A recent day with foggy weather in the Puget Sound area produced a few examples of weather-related delays. In the example presented below, Jazz Air 8089, a Dash-8, departed Vancouver [CYVR] on a short 30-minute flight to SeaTac [KSEA]. The flight departed at 8:55am, just as the KSEA visibility was reducing to a half mile. The crew was turned toward the Olympic Peninsula and issued turns to delay their arrival.
Here is a screen-cap of the METAR weather sequence, reading from bottom to top; thin red boxes have been added, marking the departure time at CYVR and the arrival time at KSEA. The column in the middle is most critical, showing visibility deteriorating from 10-miles to a half-mile; the magenta text to the right, reading BKN001 and VV001 is also significant, indicating low clouds and fog obscuring the sky at 100′ above the surface.The flight altitudes and times at points on the JZA8089 route have been added to this enlarged map view of the delay portion of the flight, over the Olympic National Park:In normal weather conditions, the flight is routine, even boring to both pilots and ATC. To the left are screen-caps for the same flight on days before and after… on 11/9, 11/11, and 11/12. In all cases, KSEA is in a South Flow, so the minor variations in these three flights are almost entirely due to other arrival traffic.

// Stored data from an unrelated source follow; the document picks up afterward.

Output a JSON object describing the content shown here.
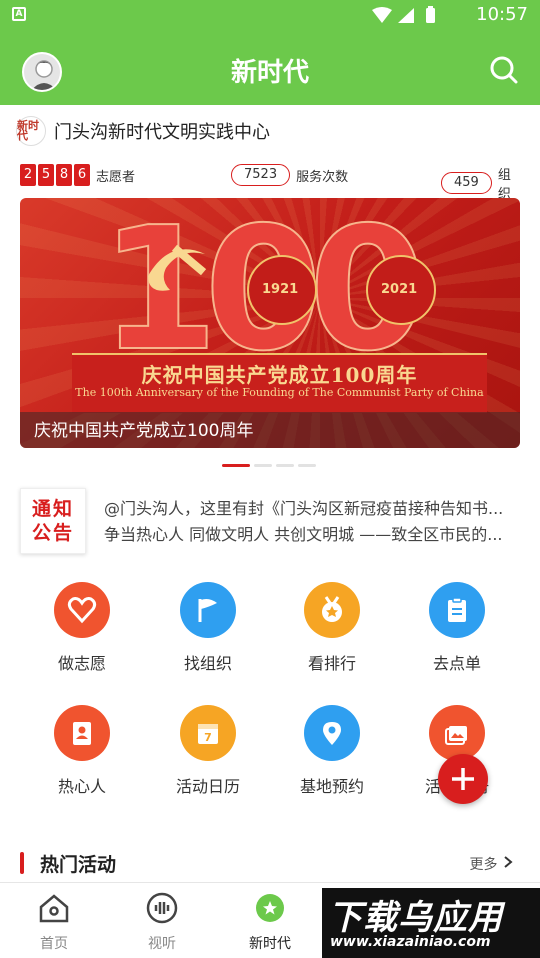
{
  "status_bar": {
    "time": "10:57"
  },
  "header": {
    "title": "新时代"
  },
  "org": {
    "name": "门头沟新时代文明实践中心",
    "logo_text": "新时代"
  },
  "stats": {
    "volunteer_digits": [
      "2",
      "5",
      "8",
      "6"
    ],
    "volunteer_label": "志愿者",
    "service_count": "7523",
    "service_label": "服务次数",
    "org_count": "459",
    "org_label": "组织"
  },
  "banner": {
    "caption": "庆祝中国共产党成立100周年",
    "image_cn": "庆祝中国共产党成立100周年",
    "image_en": "The 100th Anniversary of the Founding of The Communist Party of China",
    "year_start": "1921",
    "year_end": "2021",
    "big_number": "100",
    "slide_count": 4,
    "active_slide": 1
  },
  "notice": {
    "badge": "通知公告",
    "lines": [
      "@门头沟人，这里有封《门头沟区新冠疫苗接种告知书...",
      "争当热心人 同做文明人 共创文明城 ——致全区市民的..."
    ]
  },
  "features": [
    {
      "label": "做志愿",
      "icon": "heart-icon",
      "color": "#f0542f"
    },
    {
      "label": "找组织",
      "icon": "flag-icon",
      "color": "#2f9ff0"
    },
    {
      "label": "看排行",
      "icon": "medal-icon",
      "color": "#f6a524"
    },
    {
      "label": "去点单",
      "icon": "clipboard-icon",
      "color": "#2f9ff0"
    },
    {
      "label": "热心人",
      "icon": "person-card-icon",
      "color": "#f0542f"
    },
    {
      "label": "活动日历",
      "icon": "calendar-icon",
      "color": "#f6a524"
    },
    {
      "label": "基地预约",
      "icon": "location-pin-icon",
      "color": "#2f9ff0"
    },
    {
      "label": "活动相册",
      "icon": "photo-album-icon",
      "color": "#f0542f"
    }
  ],
  "section": {
    "title": "热门活动",
    "more": "更多"
  },
  "tabs": [
    {
      "label": "首页",
      "icon": "home-icon"
    },
    {
      "label": "视听",
      "icon": "audio-icon"
    },
    {
      "label": "新时代",
      "icon": "star-icon"
    }
  ],
  "watermark": {
    "big": "下载乌应用",
    "small": "www.xiazainiao.com"
  }
}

In an extreme case, if traffic volume is sufficiently large, ATC may need to issue a holding loop, or multiple turns to achieve even 20+ minutes of delay. Note on these screen-caps, the busiest day of the week for air travel (Friday) shows the most extreme excess turns to final; the slowest day of the travel week (Saturday) shows essentially no added delays.

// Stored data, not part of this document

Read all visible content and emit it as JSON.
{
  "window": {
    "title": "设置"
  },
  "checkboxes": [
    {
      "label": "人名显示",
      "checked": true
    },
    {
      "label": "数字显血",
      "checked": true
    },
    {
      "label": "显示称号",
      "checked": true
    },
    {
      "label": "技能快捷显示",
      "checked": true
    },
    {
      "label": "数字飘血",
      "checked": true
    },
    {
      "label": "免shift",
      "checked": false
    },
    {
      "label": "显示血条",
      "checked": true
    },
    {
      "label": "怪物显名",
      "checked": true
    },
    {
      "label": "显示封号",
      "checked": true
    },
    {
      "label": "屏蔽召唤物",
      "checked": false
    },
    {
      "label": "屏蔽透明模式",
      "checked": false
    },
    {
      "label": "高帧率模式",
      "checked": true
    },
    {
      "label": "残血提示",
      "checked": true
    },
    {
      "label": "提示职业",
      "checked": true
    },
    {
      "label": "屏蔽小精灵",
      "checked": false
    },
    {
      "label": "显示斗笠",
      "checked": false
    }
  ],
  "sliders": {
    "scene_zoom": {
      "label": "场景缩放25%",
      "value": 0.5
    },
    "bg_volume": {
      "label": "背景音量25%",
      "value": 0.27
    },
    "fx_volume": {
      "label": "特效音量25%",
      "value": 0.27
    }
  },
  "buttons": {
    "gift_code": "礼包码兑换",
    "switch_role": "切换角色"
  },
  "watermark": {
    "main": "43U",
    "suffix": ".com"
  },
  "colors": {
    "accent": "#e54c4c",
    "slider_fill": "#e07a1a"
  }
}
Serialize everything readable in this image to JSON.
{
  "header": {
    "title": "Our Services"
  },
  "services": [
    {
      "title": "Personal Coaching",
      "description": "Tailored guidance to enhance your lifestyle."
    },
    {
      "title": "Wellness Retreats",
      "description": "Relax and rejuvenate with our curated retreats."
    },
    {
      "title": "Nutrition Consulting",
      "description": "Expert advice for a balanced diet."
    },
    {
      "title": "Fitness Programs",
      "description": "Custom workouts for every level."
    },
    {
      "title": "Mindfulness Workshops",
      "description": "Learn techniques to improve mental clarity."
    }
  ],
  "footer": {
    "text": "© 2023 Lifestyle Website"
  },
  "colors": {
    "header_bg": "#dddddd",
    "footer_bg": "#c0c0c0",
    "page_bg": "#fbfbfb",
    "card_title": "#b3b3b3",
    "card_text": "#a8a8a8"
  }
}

One way that FAA fails to prevent excessive delays is by refusing to manage capacity. Especially at hub airports, arrival rates are set too high, so as not to restrict the airlines. In their NextGen studies, FAA has repeatedly referred to maximizing ‘runway throughput’. The problem, though, is that when arrival rates are set too high, it takes just one minor weather glitch to create a cascade of delays, one airplane after another, often for hours. In the worst cases, typical at LaGuardia Airport, cascaded delays can cause arrivals to finish well after midnight, even more than two hours beyond their schedule times. And these delays nearly ALWAYS result in continuous arrival streams, with repetitive noise patterns impacting residential neighborhoods, a problem being exacerbated under NextGen.